Tout cela prouve d'une certaine manière que nos sous ne sont pas en sécurité et qu'ils peuvent continuer à être dilapidés. C'est en tout cas le signal que l’on vient de donner aux Sénégalais, à la suite du 1er conseil des ministres de l'ère du gouvernement Ba.
Karim Wade et Khalifa Sall vont s’en tirer à bon compte. Ismaïla Madior Fall, réhabilité à son poste de ministre de la Justice, son rôle de conseiller niché au palais ne suffisant plus, il est chargé de s’exécuter dans les plus brefs délais. N’est-ce pas un gouvernement de combat ou plus exactement « fast track » ?
Juste rappeler que Khalifa Sall a été condamné à cinq ans de prison et cinq millions d’amende dans l’affaire de la caisse d’avance de la mairie de Dakar ; et Karim Wade, en exil au Qatar, a lui écopé de six ans de prison et 138 milliards Fcfa d’amende pour enrichissement illicite.
Eh bien, tout cela risque d'être passé par pertes et profits. Difficile à croire au regard de tout ce qu’on a pu émettre comme critiques contre la Cour de Répression de l’Enrichissement illicite (Crei) d’ailleurs disparue des esprits et dans les faits ; et surtout de la polémique sans fin entretenue sur des commission rogatoires et autres saisies immobiliers et remboursements sans traces ! Tout ce tintamarre et ce brouhaha vont hélas se dissiper comme la poussière avant la pluie. Mais, en dépit de tout ce que l’on peut dire sur le bien-fondé ou non de leur culpabilité, la justice les a quand même déclarés tous les deux coupables de ce qu’on leur reproche.

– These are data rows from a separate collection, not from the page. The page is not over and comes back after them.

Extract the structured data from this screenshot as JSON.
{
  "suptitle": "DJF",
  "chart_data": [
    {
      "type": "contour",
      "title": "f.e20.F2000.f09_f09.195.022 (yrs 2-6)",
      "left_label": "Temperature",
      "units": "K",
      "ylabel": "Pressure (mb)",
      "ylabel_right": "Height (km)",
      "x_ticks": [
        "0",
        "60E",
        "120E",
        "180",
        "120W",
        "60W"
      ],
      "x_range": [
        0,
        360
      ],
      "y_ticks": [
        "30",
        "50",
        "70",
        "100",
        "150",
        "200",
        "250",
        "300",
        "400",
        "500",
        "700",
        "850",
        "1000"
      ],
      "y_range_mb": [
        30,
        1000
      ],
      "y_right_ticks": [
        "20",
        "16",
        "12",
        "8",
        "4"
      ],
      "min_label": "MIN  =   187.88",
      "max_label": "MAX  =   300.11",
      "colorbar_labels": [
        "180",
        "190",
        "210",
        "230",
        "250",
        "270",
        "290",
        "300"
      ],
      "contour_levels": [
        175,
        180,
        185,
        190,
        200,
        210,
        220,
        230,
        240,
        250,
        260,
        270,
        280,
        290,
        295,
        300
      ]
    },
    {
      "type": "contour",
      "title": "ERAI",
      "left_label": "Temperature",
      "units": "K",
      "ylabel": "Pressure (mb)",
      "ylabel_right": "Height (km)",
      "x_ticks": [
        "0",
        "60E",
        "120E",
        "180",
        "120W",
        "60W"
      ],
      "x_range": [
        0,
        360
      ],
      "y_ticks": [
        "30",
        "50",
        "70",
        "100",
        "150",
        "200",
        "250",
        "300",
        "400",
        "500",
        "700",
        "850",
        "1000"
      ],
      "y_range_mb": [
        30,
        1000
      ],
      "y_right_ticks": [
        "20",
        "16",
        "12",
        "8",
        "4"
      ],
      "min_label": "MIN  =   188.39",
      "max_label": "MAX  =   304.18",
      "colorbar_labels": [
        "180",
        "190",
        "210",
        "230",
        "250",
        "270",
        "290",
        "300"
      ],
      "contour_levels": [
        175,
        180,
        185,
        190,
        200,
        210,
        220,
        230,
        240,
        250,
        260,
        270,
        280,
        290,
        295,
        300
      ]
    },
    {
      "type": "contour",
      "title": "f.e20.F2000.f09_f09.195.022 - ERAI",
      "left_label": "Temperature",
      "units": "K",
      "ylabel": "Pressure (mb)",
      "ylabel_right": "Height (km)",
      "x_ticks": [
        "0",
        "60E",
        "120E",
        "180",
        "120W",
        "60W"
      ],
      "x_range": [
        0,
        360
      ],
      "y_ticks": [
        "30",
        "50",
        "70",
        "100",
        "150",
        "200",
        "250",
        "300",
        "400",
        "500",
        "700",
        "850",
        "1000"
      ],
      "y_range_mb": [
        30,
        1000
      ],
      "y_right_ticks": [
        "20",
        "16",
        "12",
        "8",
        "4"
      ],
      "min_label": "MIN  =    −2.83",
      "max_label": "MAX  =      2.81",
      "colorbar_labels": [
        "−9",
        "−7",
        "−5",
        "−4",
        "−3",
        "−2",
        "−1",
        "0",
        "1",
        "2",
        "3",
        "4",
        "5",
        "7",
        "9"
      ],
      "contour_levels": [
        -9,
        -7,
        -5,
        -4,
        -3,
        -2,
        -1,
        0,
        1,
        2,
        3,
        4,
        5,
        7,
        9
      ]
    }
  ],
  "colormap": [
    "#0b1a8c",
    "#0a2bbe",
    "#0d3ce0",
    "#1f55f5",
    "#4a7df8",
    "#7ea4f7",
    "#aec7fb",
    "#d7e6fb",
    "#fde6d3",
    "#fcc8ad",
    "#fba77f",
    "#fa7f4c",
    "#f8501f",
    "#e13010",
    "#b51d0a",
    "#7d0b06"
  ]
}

Même la manière dont ils ont été graciés, montre que l'on utilise les voies judiciaires pour condamner des citoyens, mais aussi pour narguer le peuple avec un espace public mobilisé pendant des mois, dans un tintamarre incroyable, question à l’époque de faire accréditer et valider l’idée de détournements opérés sur nos maigres deniers. C’est hélas toujours le peuple qui trinque. Le peuple, cette sorte de dindon permanent de la farce ! Qu’est-ce qu’il était rocambolesque l’épisode de la libération de Karim Wade ! De voir un prisonnier cueilli de Rebeuss direction l'aéroport, puis interdit de séjour au Sénégal. Du jamais vu ! Peu scrupuleux dans la manière, moche dans l’acte et honteux pour ce qui risque de suivre !
Ce qui paraissait jusqu’ici évident à nos yeux de pauvres analystes de la politique, va bientôt être une réalité. Karim et Khalifa ou plus exactement les faits les concernant, vont être amnistiés ! Macky Sall semble, à l’épreuve des faits qui s’imposent à lui, n’avoir d’autre choix que de barrer la route à Ousmane Sonko qui prend, depuis l’élection de 2019 du volume ; tandis que lui en perd de manière vertigineuse. Le dossier Adji Sarr, rangé dans les tiroirs, commence à s’y éterniser et l’on voit mal la justice le dépoussiérer et se mettre à organiser à nouveau un ballet devant le juge d’instruction qui avait déjà interrogé des concernés par le dossier.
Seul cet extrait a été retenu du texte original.